Federal Bank has integrated its Digital Platforms with the Employees' Provident Fund Organisation (EPFO). With this new facility, Federal Bank customers can conveniently and securely make EPFO payments through the Bank’s Net Banking platform.
The bank already has similar integrations with the Central Board of Direct Taxes (CBDT), Central Board of Indirect Taxes and Customs (CBIC), and Bharat Kosh portal. Now it is also live with EPFO. The Employees' State Insurance Corporation (ESIC) integration is also underway.
The facility was launched at a special ceremony held in New Delhi. Amongst the attendees were Brij Mohan Singh, Regional P.F. Commissioner – I (Banking), Ajay Krishna Paliwal, Regional P.F Commissioner – II (Banking), and Kapil Anand, EPFO official. Federal Bank was represented by Anoop T, Senior Vice President & Country Head of the Government and Institutional Business Department.
PF Payments via FedOne to be Launched Soon
The payments are currently enabled only for customers other than the enterprise, said Anoop T, speaking exclusively with FE FUTECH, “As of now, for EPFO, we are offering payments only through net banking. There is also an option for FedOne (Federal Bank’s corporate internet banking platform). We are not live on that platform yet, but we will go live by the end of May. Once both these channels are operational, we will be covering almost 100% of our customers.”
With respect to auditability and traceability, “all user logins and logs are stored in our database. Details such as who logged in, from which system, and from which IP address are all maintained as part of our audit trails,” said Anoop.

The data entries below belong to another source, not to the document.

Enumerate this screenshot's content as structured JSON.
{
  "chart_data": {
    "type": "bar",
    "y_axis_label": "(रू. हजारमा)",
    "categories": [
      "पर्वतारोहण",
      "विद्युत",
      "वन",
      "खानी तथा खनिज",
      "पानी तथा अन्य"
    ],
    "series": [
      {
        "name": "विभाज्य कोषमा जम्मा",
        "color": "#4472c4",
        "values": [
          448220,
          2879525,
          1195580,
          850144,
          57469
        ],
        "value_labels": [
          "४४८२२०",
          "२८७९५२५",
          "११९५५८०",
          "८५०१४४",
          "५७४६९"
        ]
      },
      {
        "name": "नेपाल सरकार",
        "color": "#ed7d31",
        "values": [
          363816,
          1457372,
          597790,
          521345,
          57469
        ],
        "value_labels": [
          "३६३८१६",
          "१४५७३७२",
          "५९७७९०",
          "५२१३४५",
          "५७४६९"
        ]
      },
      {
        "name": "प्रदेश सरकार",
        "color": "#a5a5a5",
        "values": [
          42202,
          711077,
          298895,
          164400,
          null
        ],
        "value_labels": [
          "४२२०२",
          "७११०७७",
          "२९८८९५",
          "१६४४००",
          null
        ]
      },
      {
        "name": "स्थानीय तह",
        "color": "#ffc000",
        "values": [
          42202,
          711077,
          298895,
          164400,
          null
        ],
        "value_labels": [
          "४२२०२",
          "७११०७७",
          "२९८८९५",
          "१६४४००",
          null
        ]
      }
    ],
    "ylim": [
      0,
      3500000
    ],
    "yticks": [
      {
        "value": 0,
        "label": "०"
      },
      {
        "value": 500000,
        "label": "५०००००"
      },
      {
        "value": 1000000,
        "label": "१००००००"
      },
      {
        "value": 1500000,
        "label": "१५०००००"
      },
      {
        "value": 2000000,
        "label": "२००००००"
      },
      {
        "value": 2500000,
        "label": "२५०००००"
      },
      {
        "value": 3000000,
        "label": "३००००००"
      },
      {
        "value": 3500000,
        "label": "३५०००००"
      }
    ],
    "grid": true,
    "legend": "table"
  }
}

Tackling Security Risks Around API
Across the financial services industry, API-led integrations have raised concerns around credential misuse. There have been multiple events involving credentials being stolen, unauthorized access, and data leakage risks. So, Federal Bank has adhered to the necessary guidelines in this regard. “We follow a very stringent and comprehensive security framework for API governance standards. This includes IP address whitelisting and mutual TLS protocols. These are coupled with API credentials such as user IDs, passwords, client IDs, and client secrets. In addition, we follow practices such as rate limiting and velocity checks so that no entity can make an unlimited number of API calls to our systems. These are supported by encryption mechanisms such as TLS protocols.

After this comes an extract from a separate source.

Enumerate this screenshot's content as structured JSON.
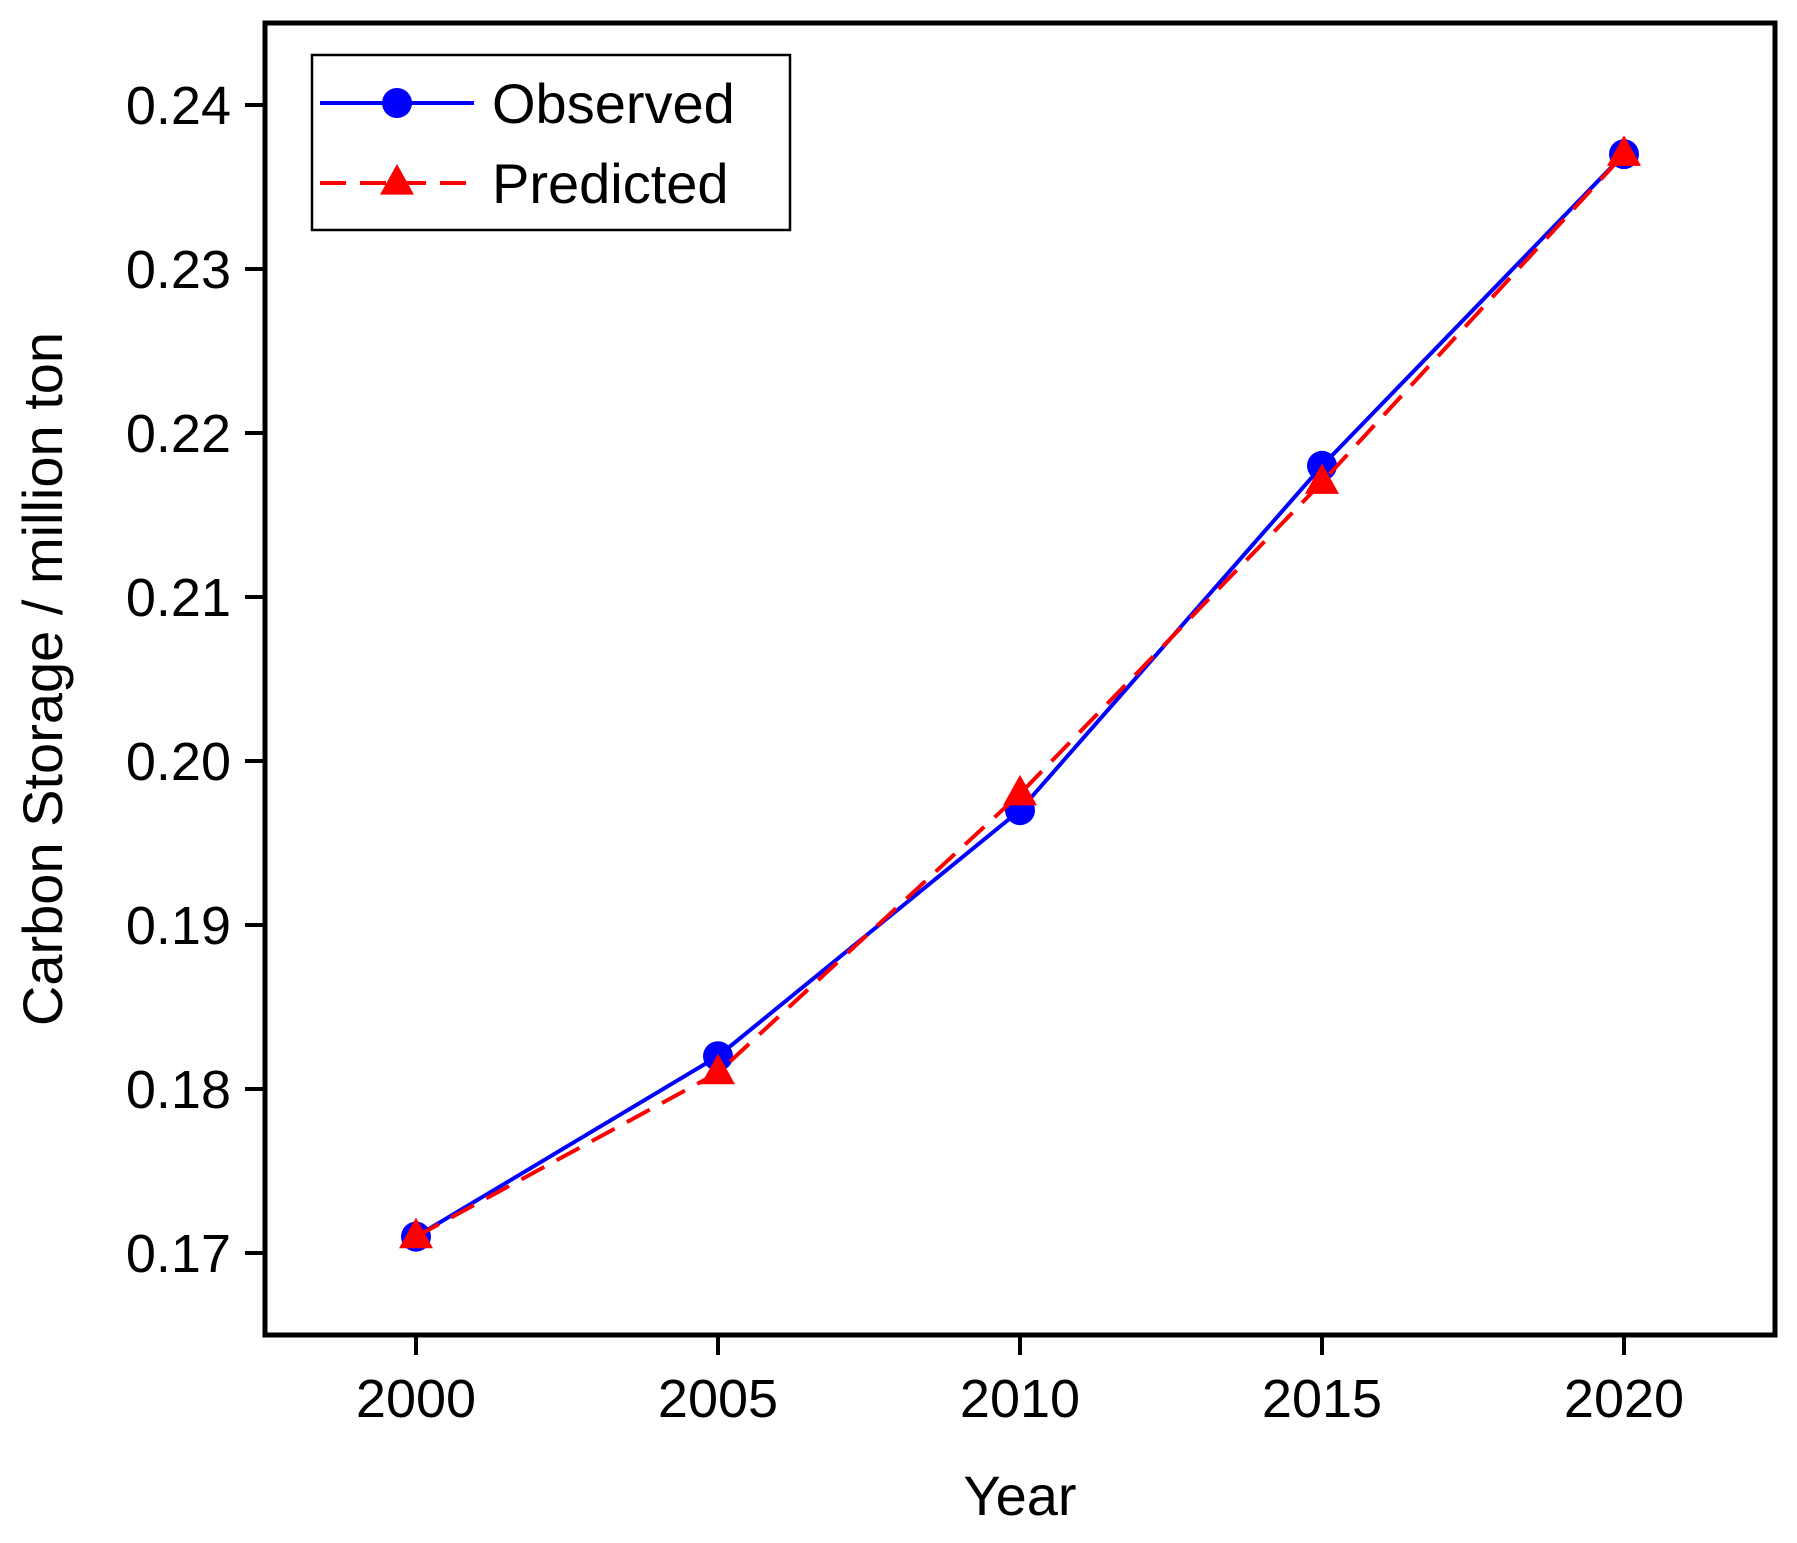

Apart from this, we actively ensure that periodic VAPTs (Vulnerability Assessment and Penetration Tests) are conducted for our middleware and net banking systems. We also manage the complete API lifecycle, including the decommissioning of unused or unwanted APIs. This entire framework is aligned with RBI guidelines.”

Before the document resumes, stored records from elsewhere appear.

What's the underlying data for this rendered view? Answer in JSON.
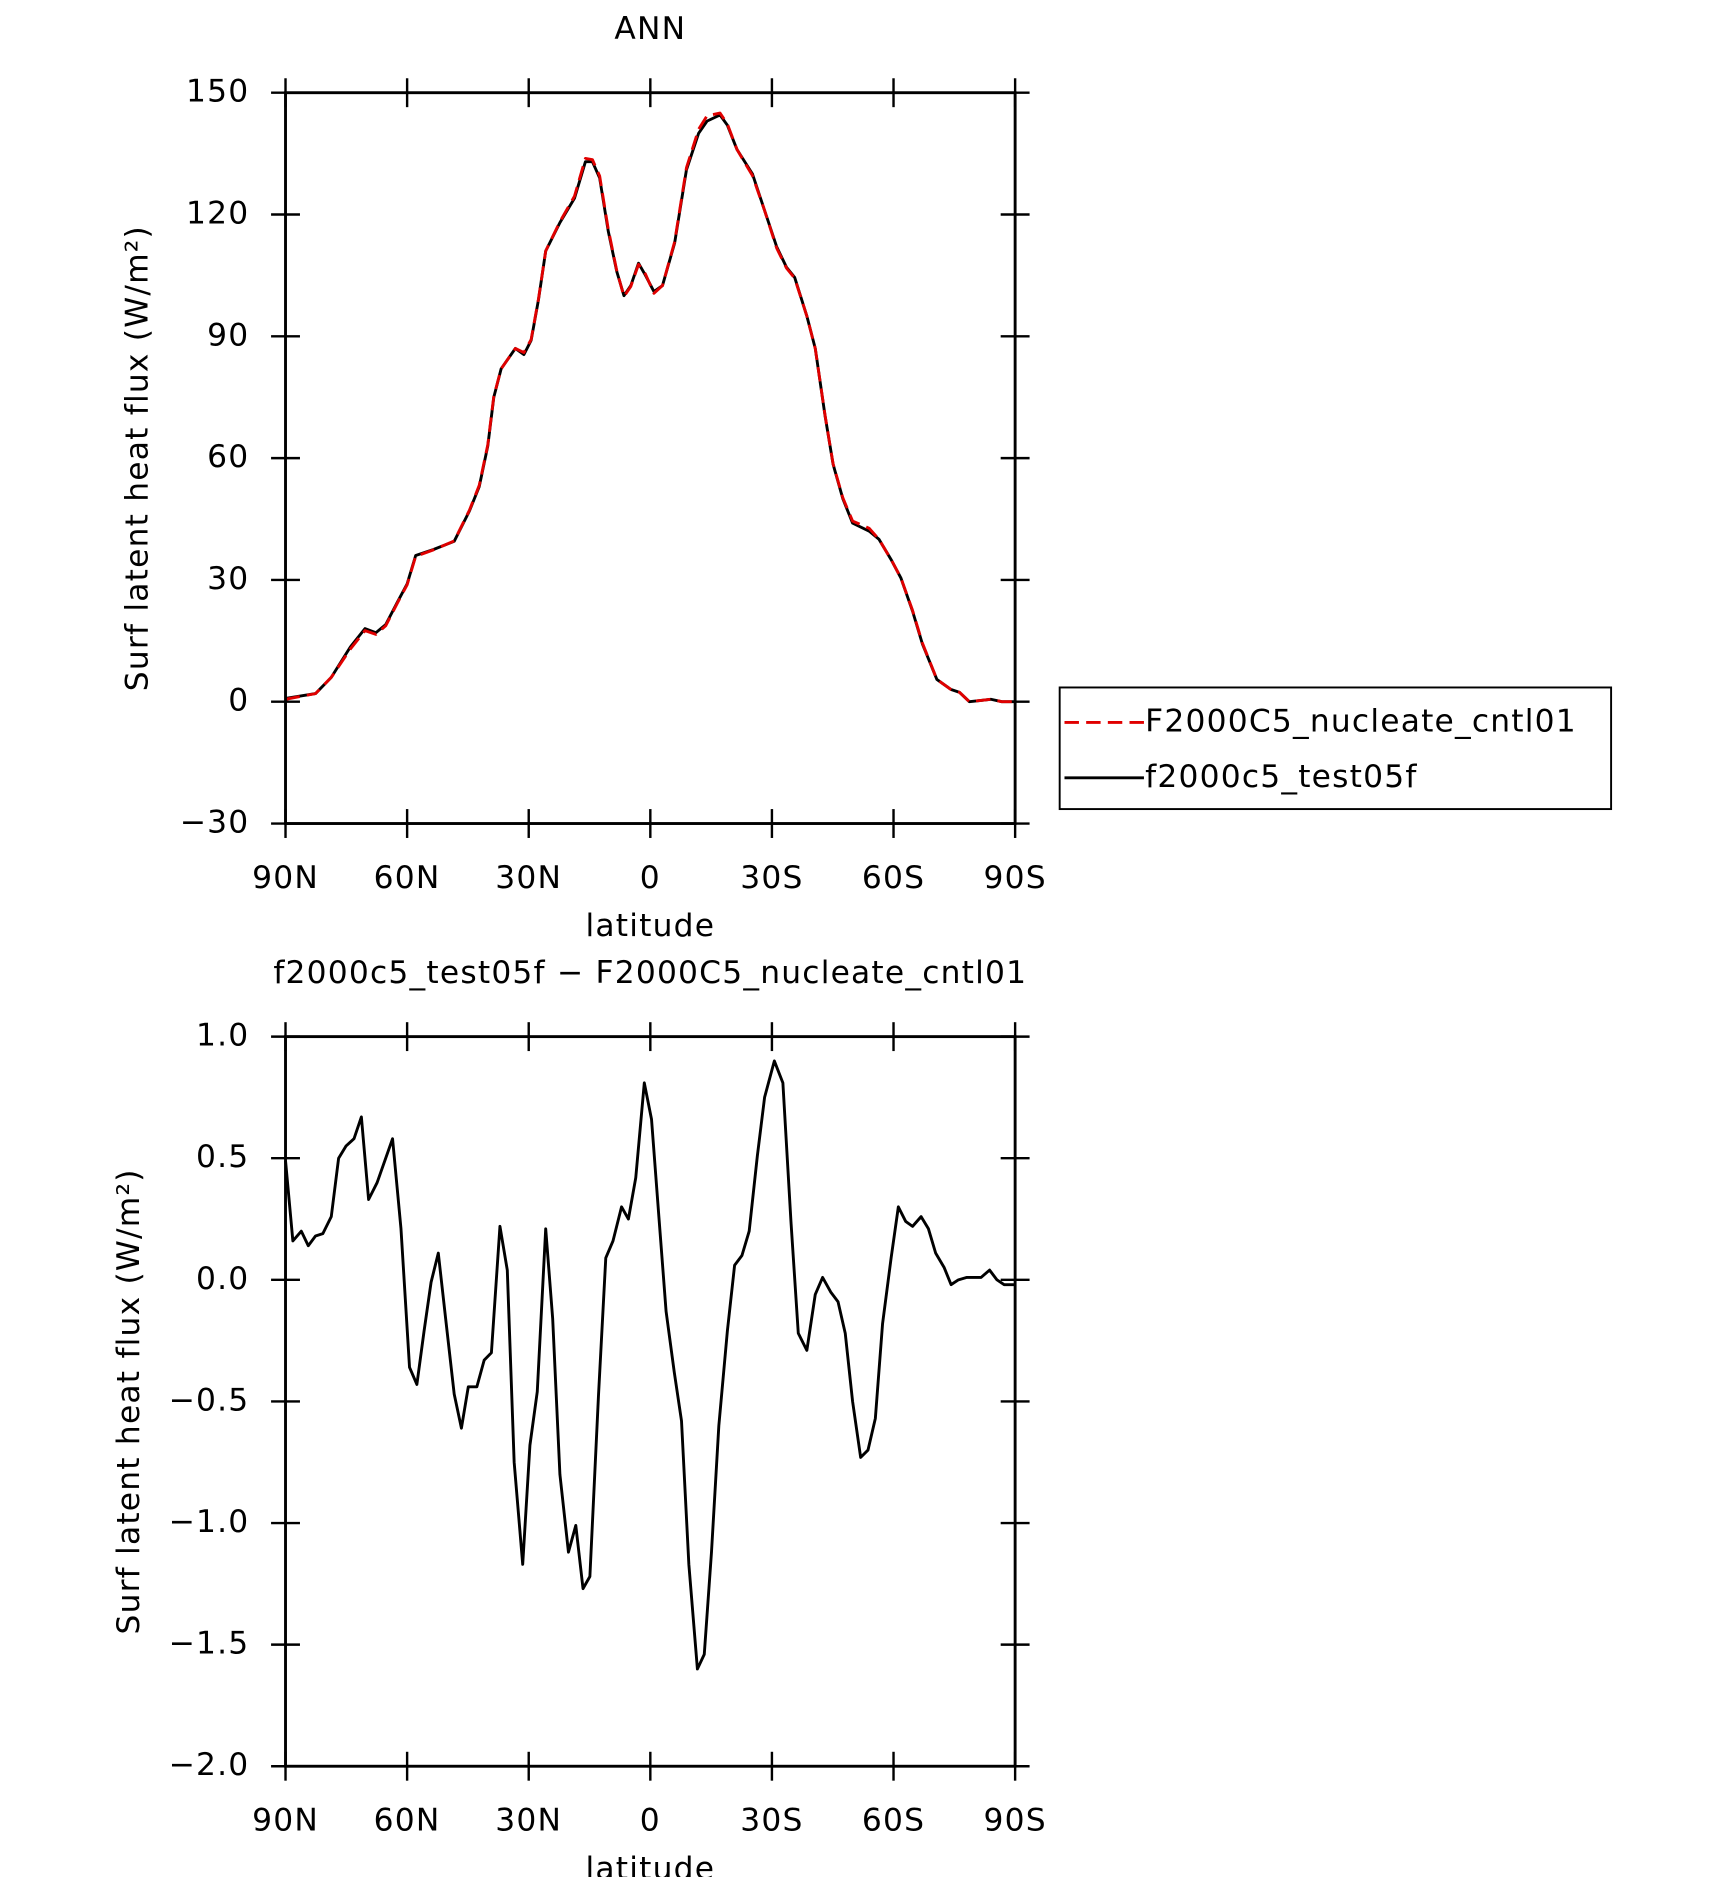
{
  "chart_data": [
    {
      "type": "line",
      "title": "ANN",
      "xlabel": "latitude",
      "ylabel": "Surf latent heat flux (W/m²)",
      "xlim": [
        90,
        -90
      ],
      "ylim": [
        -30,
        150
      ],
      "xticks": [
        {
          "value": 90,
          "label": "90N"
        },
        {
          "value": 60,
          "label": "60N"
        },
        {
          "value": 30,
          "label": "30N"
        },
        0,
        {
          "value": -30,
          "label": "30S"
        },
        {
          "value": -60,
          "label": "60S"
        },
        {
          "value": -90,
          "label": "90S"
        }
      ],
      "yticks": [
        {
          "value": -30,
          "label": "−30"
        },
        0,
        30,
        60,
        90,
        120,
        150
      ],
      "x": [
        90,
        82.6,
        78.7,
        74,
        70.4,
        67.7,
        65.3,
        62.4,
        60,
        57.9,
        53.5,
        48.4,
        44.6,
        42.2,
        40.1,
        38.6,
        36.8,
        33.3,
        31.2,
        29.4,
        27.6,
        25.8,
        22.3,
        18.7,
        16,
        14.3,
        12.5,
        10.4,
        8.3,
        6.5,
        4.8,
        2.9,
        1.2,
        -0.9,
        -3,
        -6,
        -8.9,
        -11.9,
        -14,
        -17.2,
        -19,
        -21.4,
        -25.2,
        -28.2,
        -31.2,
        -33.6,
        -35.6,
        -38.6,
        -40.7,
        -43.1,
        -45.1,
        -47.5,
        -49.9,
        -54,
        -56.4,
        -59.4,
        -61.8,
        -64.7,
        -67.1,
        -70.7,
        -74.2,
        -76.3,
        -78.7,
        -81.6,
        -84,
        -86.7,
        -90
      ],
      "series": [
        {
          "name": "F2000C5_nucleate_cntl01",
          "color": "#e00000",
          "linestyle": "dashed",
          "values": [
            0.6,
            2,
            6,
            13,
            17.5,
            16.6,
            18.7,
            24.3,
            28.8,
            35.8,
            37.4,
            39.6,
            47.2,
            53.3,
            63.3,
            75.2,
            82,
            87,
            86,
            89.2,
            99.2,
            111,
            118.2,
            124.5,
            133.8,
            133.5,
            129.5,
            116.5,
            106.2,
            99.8,
            102.3,
            107.7,
            105.3,
            100.6,
            102.5,
            113.3,
            131.5,
            141,
            144.3,
            145,
            142.3,
            136,
            129.6,
            121,
            111.7,
            106.8,
            104.3,
            95,
            87,
            70.6,
            58.6,
            50.2,
            44.5,
            42.7,
            40,
            35,
            30.5,
            22.5,
            14.5,
            5.5,
            3,
            2.3,
            0,
            0.3,
            0.6,
            0,
            0
          ]
        },
        {
          "name": "f2000c5_test05f",
          "color": "#000000",
          "linestyle": "solid",
          "values": [
            0.8,
            2,
            6,
            13.5,
            18,
            17,
            19,
            24.5,
            29,
            36,
            37.5,
            39.5,
            47,
            53,
            63,
            75,
            82,
            87,
            85.5,
            89,
            99,
            111,
            118,
            124,
            133,
            133,
            129,
            116,
            106,
            100,
            102.5,
            108,
            105,
            101,
            102.5,
            113,
            131,
            140,
            143,
            144.5,
            142,
            136,
            130,
            121,
            112,
            107,
            104.5,
            95,
            87,
            70.5,
            58.5,
            50,
            44,
            42,
            40,
            35,
            30.5,
            22.3,
            14.3,
            5.5,
            3,
            2.3,
            0,
            0.3,
            0.6,
            0,
            0
          ]
        }
      ]
    },
    {
      "type": "line",
      "title": "f2000c5_test05f − F2000C5_nucleate_cntl01",
      "xlabel": "latitude",
      "ylabel": "Surf latent heat flux (W/m²)",
      "xlim": [
        90,
        -90
      ],
      "ylim": [
        -2,
        1
      ],
      "xticks": [
        {
          "value": 90,
          "label": "90N"
        },
        {
          "value": 60,
          "label": "60N"
        },
        {
          "value": 30,
          "label": "30N"
        },
        0,
        {
          "value": -30,
          "label": "30S"
        },
        {
          "value": -60,
          "label": "60S"
        },
        {
          "value": -90,
          "label": "90S"
        }
      ],
      "yticks": [
        {
          "value": -2,
          "label": "−2.0"
        },
        {
          "value": -1.5,
          "label": "−1.5"
        },
        {
          "value": -1,
          "label": "−1.0"
        },
        {
          "value": -0.5,
          "label": "−0.5"
        },
        {
          "value": 0,
          "label": "0.0"
        },
        0.5,
        {
          "value": 1,
          "label": "1.0"
        }
      ],
      "x": [
        90,
        88.2,
        86.1,
        84.4,
        82.6,
        80.8,
        78.7,
        76.9,
        75.1,
        73.1,
        71.3,
        69.5,
        67.4,
        65.3,
        63.6,
        61.5,
        59.4,
        57.6,
        55.8,
        54.1,
        52.3,
        50.5,
        48.4,
        46.6,
        44.9,
        42.8,
        41,
        39.2,
        37.1,
        35.3,
        33.6,
        31.5,
        29.7,
        27.9,
        25.8,
        24.1,
        22.3,
        20.2,
        18.4,
        16.6,
        14.9,
        12.8,
        11,
        9.2,
        7.1,
        5.4,
        3.6,
        1.5,
        -0.3,
        -2.1,
        -3.9,
        -5.9,
        -7.7,
        -9.5,
        -11.6,
        -13.3,
        -15.1,
        -16.9,
        -19,
        -20.8,
        -22.6,
        -24.4,
        -26.4,
        -28.2,
        -30.6,
        -32.7,
        -34.7,
        -36.5,
        -38.6,
        -40.7,
        -42.5,
        -44.5,
        -46.3,
        -48.1,
        -49.9,
        -51.9,
        -53.7,
        -55.5,
        -57.3,
        -59.4,
        -61.2,
        -63,
        -64.7,
        -66.8,
        -68.6,
        -70.4,
        -72.5,
        -74.2,
        -76,
        -78.1,
        -79.9,
        -81.6,
        -83.7,
        -85.5,
        -87.3,
        -90
      ],
      "series": [
        {
          "color": "#000000",
          "linestyle": "solid",
          "values": [
            0.49,
            0.16,
            0.2,
            0.14,
            0.18,
            0.19,
            0.26,
            0.5,
            0.55,
            0.58,
            0.67,
            0.33,
            0.4,
            0.5,
            0.58,
            0.21,
            -0.36,
            -0.43,
            -0.21,
            -0.01,
            0.11,
            -0.16,
            -0.47,
            -0.61,
            -0.44,
            -0.44,
            -0.33,
            -0.3,
            0.22,
            0.04,
            -0.75,
            -1.17,
            -0.68,
            -0.46,
            0.21,
            -0.16,
            -0.8,
            -1.12,
            -1.01,
            -1.27,
            -1.22,
            -0.48,
            0.09,
            0.16,
            0.3,
            0.25,
            0.42,
            0.81,
            0.66,
            0.26,
            -0.13,
            -0.38,
            -0.58,
            -1.17,
            -1.6,
            -1.54,
            -1.12,
            -0.6,
            -0.21,
            0.06,
            0.1,
            0.2,
            0.51,
            0.75,
            0.9,
            0.81,
            0.24,
            -0.22,
            -0.29,
            -0.06,
            0.01,
            -0.05,
            -0.09,
            -0.22,
            -0.5,
            -0.73,
            -0.7,
            -0.57,
            -0.18,
            0.09,
            0.3,
            0.24,
            0.22,
            0.26,
            0.21,
            0.11,
            0.05,
            -0.02,
            0,
            0.01,
            0.01,
            0.01,
            0.04,
            0,
            -0.02,
            -0.02
          ]
        }
      ]
    }
  ]
}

As for vendors, there were none involved. The entire integration was done in-house.
"True to our motto, ‘Digital at the Fore, Human at the Core,’ Federal Bank remains steadfast in its commitment to customers by introducing convenient, need-of-the-hour facilities. These initiatives not only enhance customer experience but also enable seamless engagement with government establishments, thereby supporting the government’s collection mechanism," said Harsh Dugar, Executive Director of Federal Bank.